Retail challenges in the GCC

What changed at retail in the Gulf? Is it structural? This is a question that comes up with steady frequency during last months. I will share my point of view, from the angle of the sports industry, which is a mass footwear and apparel business, particular in some aspects but close to fashion in a lot of them.

The slow down we have been facing since approximately last January has been bothering retail related executives and companies for the last months. The essence of the question is how much do they need to change because of this slow down. If it just temporal, some soft measures might be enough, if it structural, more profound changes might be needed to remain profitable and competitive.

Market challenges came after a good Q4 of 2015, all of a sudden, traffic figures plummeted, first in UAE and after in other markets, making it difficult for retailers to achieve their goals, even if they worked hard in improving their conversions, generating promotions and trying to build excitement.

If we look at the context of 2016 we see the region has been exposed to an increased level of instability, even if UAE has remained a safe place, financially and in all other aspects. We have seen how the situation in Syria did not significantly improve, how Egypt struggles to recover, and some other regional parties are facing different levels of stress: Iran sanction lifting has not really taken off, Yemen is amidst a civil war, Saudi Arabia has been trying to manage the budget deficits related with low oil pricing etc.

This created a context in which a large part of Arab population feels is safer to save or invest money rather than spending at the same speed they used to.

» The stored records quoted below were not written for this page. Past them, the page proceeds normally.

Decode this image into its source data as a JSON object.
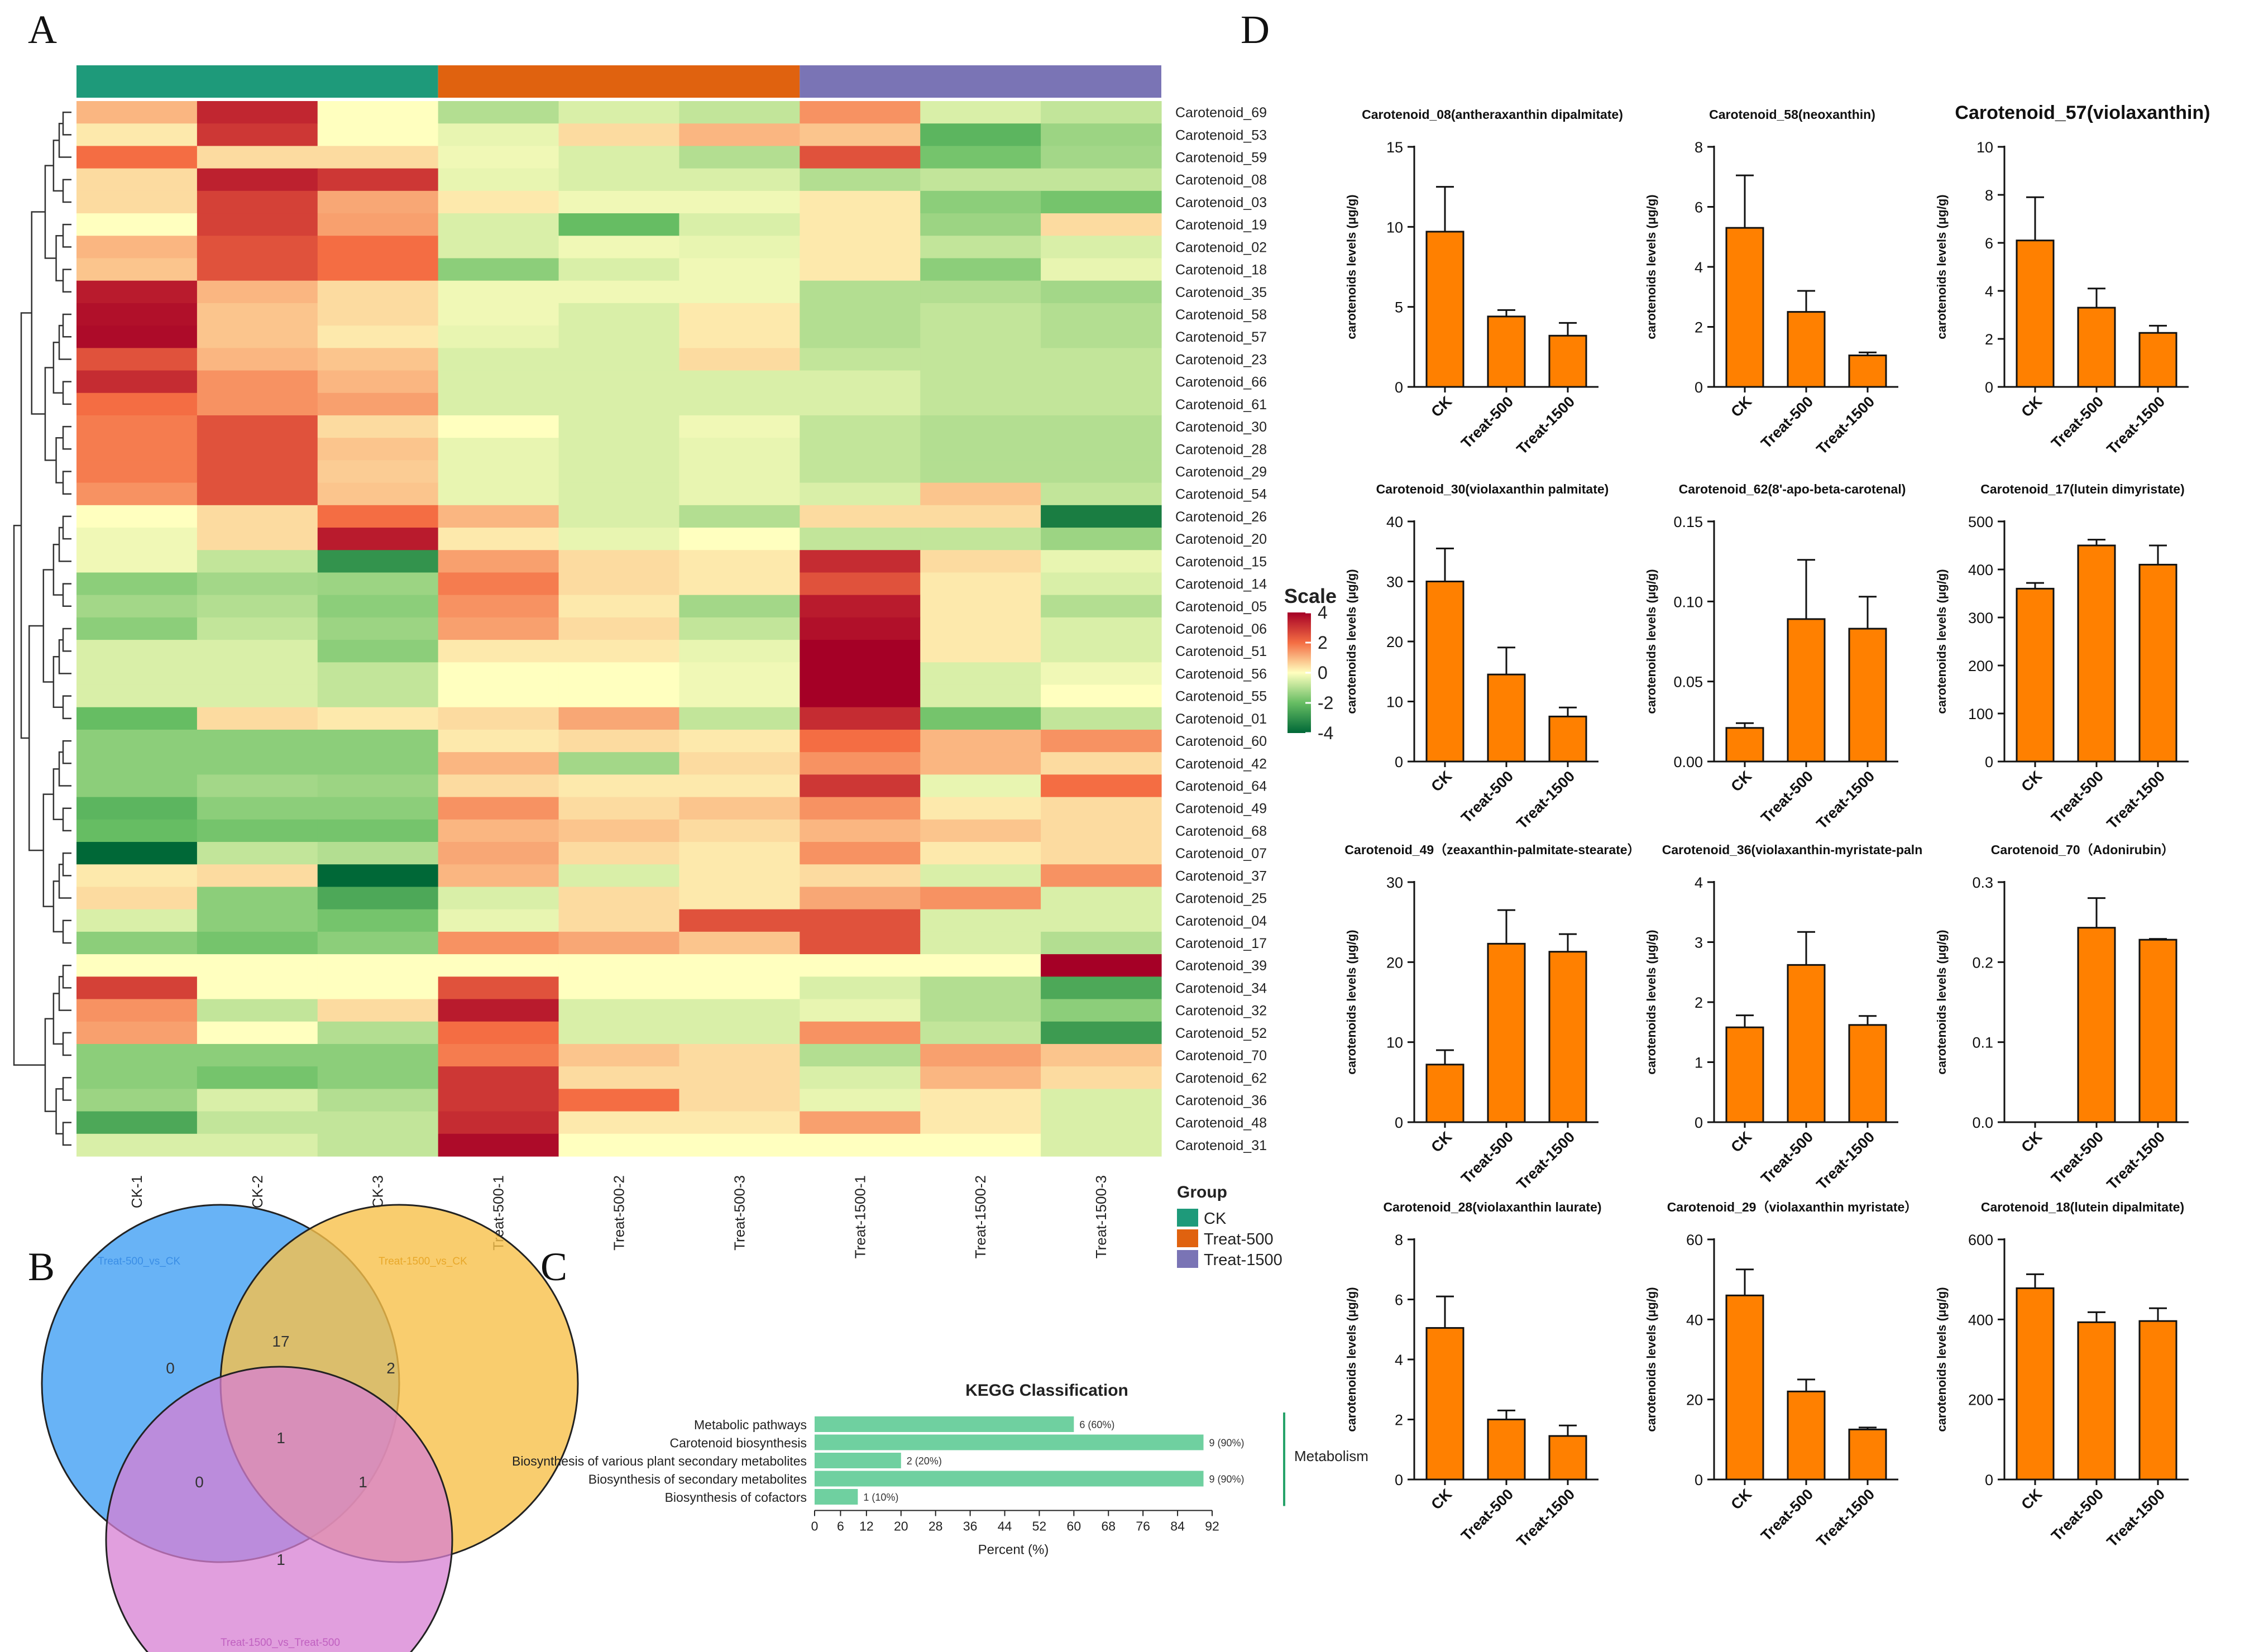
{
  "figure": {
    "panel_letters": [
      "A",
      "B",
      "C",
      "D"
    ],
    "colors": {
      "ck": "#1e9a7a",
      "treat500": "#e0620f",
      "treat1500": "#7a74b5",
      "bar": "#ff8000",
      "kegg_bar": "#6fd0a0",
      "venn_a": "#4da6f5",
      "venn_b": "#f8c14a",
      "venn_c": "#d77fd3"
    }
  },
  "chart_data": [
    {
      "panel": "A",
      "type": "heatmap",
      "columns": [
        "CK-1",
        "CK-2",
        "CK-3",
        "Treat-500-1",
        "Treat-500-2",
        "Treat-500-3",
        "Treat-1500-1",
        "Treat-1500-2",
        "Treat-1500-3"
      ],
      "column_groups": [
        "CK",
        "CK",
        "CK",
        "Treat-500",
        "Treat-500",
        "Treat-500",
        "Treat-1500",
        "Treat-1500",
        "Treat-1500"
      ],
      "rows": [
        "Carotenoid_69",
        "Carotenoid_53",
        "Carotenoid_59",
        "Carotenoid_08",
        "Carotenoid_03",
        "Carotenoid_19",
        "Carotenoid_02",
        "Carotenoid_18",
        "Carotenoid_35",
        "Carotenoid_58",
        "Carotenoid_57",
        "Carotenoid_23",
        "Carotenoid_66",
        "Carotenoid_61",
        "Carotenoid_30",
        "Carotenoid_28",
        "Carotenoid_29",
        "Carotenoid_54",
        "Carotenoid_26",
        "Carotenoid_20",
        "Carotenoid_15",
        "Carotenoid_14",
        "Carotenoid_05",
        "Carotenoid_06",
        "Carotenoid_51",
        "Carotenoid_56",
        "Carotenoid_55",
        "Carotenoid_01",
        "Carotenoid_60",
        "Carotenoid_42",
        "Carotenoid_64",
        "Carotenoid_49",
        "Carotenoid_68",
        "Carotenoid_07",
        "Carotenoid_37",
        "Carotenoid_25",
        "Carotenoid_04",
        "Carotenoid_17",
        "Carotenoid_39",
        "Carotenoid_34",
        "Carotenoid_32",
        "Carotenoid_52",
        "Carotenoid_70",
        "Carotenoid_62",
        "Carotenoid_36",
        "Carotenoid_48",
        "Carotenoid_31"
      ],
      "values": [
        [
          1.0,
          3.3,
          0.0,
          -1.0,
          -0.5,
          -0.8,
          1.5,
          -0.5,
          -0.8
        ],
        [
          0.3,
          3.0,
          0.0,
          -0.3,
          0.5,
          1.0,
          0.8,
          -2.2,
          -1.3
        ],
        [
          2.0,
          0.5,
          0.5,
          -0.2,
          -0.5,
          -1.0,
          2.5,
          -1.8,
          -1.2
        ],
        [
          0.5,
          3.4,
          3.0,
          -0.3,
          -0.5,
          -0.5,
          -1.0,
          -0.8,
          -0.8
        ],
        [
          0.5,
          2.8,
          1.2,
          0.3,
          -0.2,
          -0.2,
          0.3,
          -1.5,
          -1.8
        ],
        [
          0.0,
          2.8,
          1.3,
          -0.5,
          -2.0,
          -0.5,
          0.3,
          -1.3,
          0.5
        ],
        [
          1.0,
          2.5,
          2.0,
          -0.5,
          -0.2,
          -0.3,
          0.3,
          -0.8,
          -0.5
        ],
        [
          0.8,
          2.5,
          2.0,
          -1.5,
          -0.5,
          -0.2,
          0.3,
          -1.5,
          -0.3
        ],
        [
          3.5,
          1.0,
          0.5,
          -0.2,
          -0.2,
          -0.2,
          -1.0,
          -1.0,
          -1.2
        ],
        [
          3.7,
          0.8,
          0.5,
          -0.2,
          -0.5,
          0.3,
          -1.0,
          -0.8,
          -1.0
        ],
        [
          3.8,
          0.8,
          0.3,
          -0.3,
          -0.5,
          0.3,
          -1.0,
          -0.8,
          -1.0
        ],
        [
          2.5,
          1.0,
          0.8,
          -0.5,
          -0.5,
          0.5,
          -0.8,
          -0.8,
          -0.8
        ],
        [
          3.2,
          1.5,
          1.0,
          -0.5,
          -0.5,
          -0.5,
          -0.5,
          -0.8,
          -0.8
        ],
        [
          2.0,
          1.5,
          1.3,
          -0.5,
          -0.5,
          -0.5,
          -0.5,
          -0.8,
          -0.8
        ],
        [
          1.8,
          2.5,
          0.5,
          0.0,
          -0.5,
          -0.2,
          -0.8,
          -1.0,
          -1.0
        ],
        [
          1.8,
          2.5,
          0.8,
          -0.3,
          -0.5,
          -0.3,
          -0.8,
          -1.0,
          -1.0
        ],
        [
          1.8,
          2.5,
          0.7,
          -0.3,
          -0.5,
          -0.3,
          -0.8,
          -1.0,
          -1.0
        ],
        [
          1.5,
          2.5,
          0.8,
          -0.3,
          -0.5,
          -0.3,
          -0.5,
          0.8,
          -0.8
        ],
        [
          0.0,
          0.5,
          2.0,
          1.0,
          -0.5,
          -1.0,
          0.5,
          0.5,
          -3.5
        ],
        [
          -0.2,
          0.5,
          3.5,
          0.3,
          -0.3,
          0.0,
          -0.8,
          -0.8,
          -1.3
        ],
        [
          -0.2,
          -0.8,
          -3.0,
          1.3,
          0.5,
          0.3,
          3.2,
          0.5,
          -0.3
        ],
        [
          -1.5,
          -1.2,
          -1.3,
          1.8,
          0.5,
          0.3,
          2.5,
          0.3,
          -0.5
        ],
        [
          -1.2,
          -1.0,
          -1.5,
          1.5,
          0.3,
          -1.2,
          3.5,
          0.3,
          -1.0
        ],
        [
          -1.5,
          -0.8,
          -1.3,
          1.3,
          0.5,
          -0.8,
          3.7,
          0.3,
          -0.5
        ],
        [
          -0.5,
          -0.5,
          -1.5,
          0.3,
          0.3,
          -0.3,
          4.0,
          0.3,
          -0.5
        ],
        [
          -0.5,
          -0.5,
          -0.8,
          0.0,
          0.0,
          -0.2,
          4.3,
          -0.5,
          -0.2
        ],
        [
          -0.5,
          -0.5,
          -0.8,
          0.0,
          0.0,
          -0.2,
          4.3,
          -0.5,
          0.0
        ],
        [
          -2.0,
          0.5,
          0.3,
          0.5,
          1.2,
          -0.8,
          3.2,
          -1.8,
          -0.8
        ],
        [
          -1.5,
          -1.5,
          -1.5,
          0.3,
          0.5,
          0.3,
          2.0,
          1.0,
          1.5
        ],
        [
          -1.5,
          -1.5,
          -1.5,
          1.0,
          -1.2,
          0.5,
          1.5,
          1.0,
          0.5
        ],
        [
          -1.5,
          -1.2,
          -1.3,
          0.5,
          0.3,
          0.3,
          3.0,
          -0.3,
          2.0
        ],
        [
          -2.2,
          -1.5,
          -1.5,
          1.5,
          0.5,
          0.8,
          1.5,
          0.3,
          0.5
        ],
        [
          -2.0,
          -1.8,
          -1.8,
          1.0,
          0.8,
          0.5,
          1.0,
          0.8,
          0.5
        ],
        [
          -4.0,
          -0.8,
          -1.0,
          1.2,
          0.5,
          0.3,
          1.5,
          0.3,
          0.5
        ],
        [
          0.3,
          0.5,
          -4.0,
          1.0,
          -0.5,
          0.3,
          0.5,
          -0.5,
          1.5
        ],
        [
          0.5,
          -1.5,
          -2.5,
          -0.5,
          0.5,
          0.3,
          1.2,
          1.5,
          -0.5
        ],
        [
          -0.5,
          -1.5,
          -1.8,
          -0.3,
          0.5,
          2.5,
          2.5,
          -0.5,
          -0.5
        ],
        [
          -1.5,
          -1.8,
          -1.5,
          1.5,
          1.2,
          0.8,
          2.5,
          -0.5,
          -1.0
        ],
        [
          0.0,
          0.0,
          0.0,
          0.0,
          0.0,
          0.0,
          0.0,
          0.0,
          4.3
        ],
        [
          2.8,
          0.0,
          0.0,
          2.5,
          0.0,
          0.0,
          -0.5,
          -1.0,
          -2.5
        ],
        [
          1.5,
          -0.8,
          0.5,
          3.5,
          -0.5,
          -0.5,
          -0.3,
          -1.0,
          -1.5
        ],
        [
          1.3,
          0.0,
          -1.0,
          2.0,
          -0.5,
          -0.5,
          1.5,
          -0.8,
          -2.8
        ],
        [
          -1.5,
          -1.5,
          -1.5,
          1.8,
          0.8,
          0.5,
          -1.0,
          1.3,
          0.8
        ],
        [
          -1.5,
          -1.8,
          -1.5,
          3.0,
          0.5,
          0.5,
          -0.5,
          1.0,
          0.5
        ],
        [
          -1.3,
          -0.5,
          -1.0,
          3.0,
          2.0,
          0.5,
          -0.3,
          0.3,
          -0.5
        ],
        [
          -2.5,
          -0.8,
          -0.8,
          3.2,
          0.3,
          0.3,
          1.3,
          0.3,
          -0.5
        ],
        [
          -0.5,
          -0.5,
          -0.8,
          3.8,
          0.0,
          0.0,
          0.0,
          0.0,
          -0.5
        ]
      ],
      "scale_title": "Scale",
      "scale_ticks": [
        "4",
        "2",
        "0",
        "-2",
        "-4"
      ],
      "scale_range": [
        -4,
        4
      ],
      "legend_title": "Group",
      "legend_items": [
        "CK",
        "Treat-500",
        "Treat-1500"
      ]
    },
    {
      "panel": "B",
      "type": "venn",
      "sets": [
        "Treat-500_vs_CK",
        "Treat-1500_vs_CK",
        "Treat-1500_vs_Treat-500"
      ],
      "regions": {
        "a_only": "0",
        "ab": "17",
        "b_only": "2",
        "abc": "1",
        "ac": "0",
        "bc": "1",
        "c_only": "1"
      }
    },
    {
      "panel": "C",
      "type": "bar",
      "orientation": "horizontal",
      "title": "KEGG Classification",
      "categories": [
        "Metabolic pathways",
        "Carotenoid biosynthesis",
        "Biosynthesis of various plant secondary metabolites",
        "Biosynthesis of secondary metabolites",
        "Biosynthesis of cofactors"
      ],
      "values": [
        60,
        90,
        20,
        90,
        10
      ],
      "value_labels": [
        "6 (60%)",
        "9 (90%)",
        "2 (20%)",
        "9 (90%)",
        "1 (10%)"
      ],
      "xlabel": "Percent (%)",
      "xticks": [
        "0",
        "6",
        "12",
        "20",
        "28",
        "36",
        "44",
        "52",
        "60",
        "68",
        "76",
        "84",
        "92"
      ],
      "xlim": [
        0,
        92
      ],
      "group_label": "Metabolism"
    },
    {
      "panel": "D",
      "type": "bar",
      "ylabel": "carotenoids levels (μg/g)",
      "categories": [
        "CK",
        "Treat-500",
        "Treat-1500"
      ],
      "subplots": [
        {
          "title": "Carotenoid_08(antheraxanthin dipalmitate)",
          "values": [
            9.7,
            4.4,
            3.2
          ],
          "errors": [
            2.8,
            0.4,
            0.8
          ],
          "ylim": [
            0,
            15
          ],
          "yticks": [
            "0",
            "5",
            "10",
            "15"
          ]
        },
        {
          "title": "Carotenoid_58(neoxanthin)",
          "values": [
            5.3,
            2.5,
            1.05
          ],
          "errors": [
            1.75,
            0.7,
            0.1
          ],
          "ylim": [
            0,
            8
          ],
          "yticks": [
            "0",
            "2",
            "4",
            "6",
            "8"
          ]
        },
        {
          "title": "Carotenoid_57(violaxanthin)",
          "values": [
            6.1,
            3.3,
            2.25
          ],
          "errors": [
            1.8,
            0.8,
            0.3
          ],
          "ylim": [
            0,
            10
          ],
          "yticks": [
            "0",
            "2",
            "4",
            "6",
            "8",
            "10"
          ]
        },
        {
          "title": "Carotenoid_30(violaxanthin palmitate)",
          "values": [
            30,
            14.5,
            7.5
          ],
          "errors": [
            5.5,
            4.5,
            1.5
          ],
          "ylim": [
            0,
            40
          ],
          "yticks": [
            "0",
            "10",
            "20",
            "30",
            "40"
          ]
        },
        {
          "title": "Carotenoid_62(8'-apo-beta-carotenal)",
          "values": [
            0.021,
            0.089,
            0.083
          ],
          "errors": [
            0.003,
            0.037,
            0.02
          ],
          "ylim": [
            0,
            0.15
          ],
          "yticks": [
            "0.00",
            "0.05",
            "0.10",
            "0.15"
          ]
        },
        {
          "title": "Carotenoid_17(lutein dimyristate)",
          "values": [
            360,
            450,
            410
          ],
          "errors": [
            12,
            12,
            40
          ],
          "ylim": [
            0,
            500
          ],
          "yticks": [
            "0",
            "100",
            "200",
            "300",
            "400",
            "500"
          ]
        },
        {
          "title": "Carotenoid_49（zeaxanthin-palmitate-stearate）",
          "values": [
            7.2,
            22.3,
            21.3
          ],
          "errors": [
            1.8,
            4.2,
            2.2
          ],
          "ylim": [
            0,
            30
          ],
          "yticks": [
            "0",
            "10",
            "20",
            "30"
          ]
        },
        {
          "title": "Carotenoid_36(violaxanthin-myristate-paln",
          "values": [
            1.58,
            2.62,
            1.62
          ],
          "errors": [
            0.2,
            0.55,
            0.15
          ],
          "ylim": [
            0,
            4
          ],
          "yticks": [
            "0",
            "1",
            "2",
            "3",
            "4"
          ]
        },
        {
          "title": "Carotenoid_70（Adonirubin）",
          "values": [
            0,
            0.243,
            0.228
          ],
          "errors": [
            0,
            0.037,
            0.001
          ],
          "ylim": [
            0,
            0.3
          ],
          "yticks": [
            "0.0",
            "0.1",
            "0.2",
            "0.3"
          ]
        },
        {
          "title": "Carotenoid_28(violaxanthin laurate)",
          "values": [
            5.05,
            2.0,
            1.45
          ],
          "errors": [
            1.05,
            0.3,
            0.35
          ],
          "ylim": [
            0,
            8
          ],
          "yticks": [
            "0",
            "2",
            "4",
            "6",
            "8"
          ]
        },
        {
          "title": "Carotenoid_29（violaxanthin myristate）",
          "values": [
            46,
            22,
            12.5
          ],
          "errors": [
            6.5,
            3,
            0.5
          ],
          "ylim": [
            0,
            60
          ],
          "yticks": [
            "0",
            "20",
            "40",
            "60"
          ]
        },
        {
          "title": "Carotenoid_18(lutein dipalmitate)",
          "values": [
            478,
            393,
            396
          ],
          "errors": [
            35,
            25,
            32
          ],
          "ylim": [
            0,
            600
          ],
          "yticks": [
            "0",
            "200",
            "400",
            "600"
          ]
        }
      ]
    }
  ]
}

This has come paired with a slowdown of the wealthy Chinese elites spending in the Middle East, and with the Russian tourists faced with a Ruble devaluation that slowly but surely has been eroding their spending abroad.

All this comes in times of a weak Euro vs USD (and remember that local currencies are pegged to the USD).

As one can see above, all of this is temporary. Some of those factors should resolve relatively soon, whilst other might take longer but are not structural. As a matter of fact, UAE sales are slowly recovering, or at least not decreasing anymore. Saudi Arabia is still struggling, their commitment to an aggressive 2030 plan to ease oil dependencies and to boost private sector will definitely make the Kingdom population uneasy for a while, specially this large mass of Saudi that depend on government employment. That said, we would expect that as prices of oil normalize, the situation will improve, and price of oil should normalize one way or another in a few months, even if low price becomes the new normal. This is why today, KSA remains the most complex market paired with Bahrain, which is highly dependent (at retail sales) of Saudi population.

My point of view is that retailers need to seek efficiencies to manage the yearly budgets, and need to take soft actions such as cost management, hiring freeze etc. but not necessarily bigger reorganizations or change in the profitability model. My point of view is the current market weakness will remain until mid 2017 or second half of 2017.

All that said, even if current situation is not structural, there are structural changes happening in Gulf retailing indeed, of which I will share my opinion in the near future. Most importantly are related in one hand with current pricing structure across most of retail and VAT implementation next year, and the second structural area is E-Commerce and how it is impacting existing retail. Those two elements will require a bigger rethinking of businesses, and will require also participation of not only retailers but also public bodies and real state operators. As it stands today, retail in the GCC is not at immediate risk but definitely has a lot of work to do in the next 3–5 years to adapt to a new reality.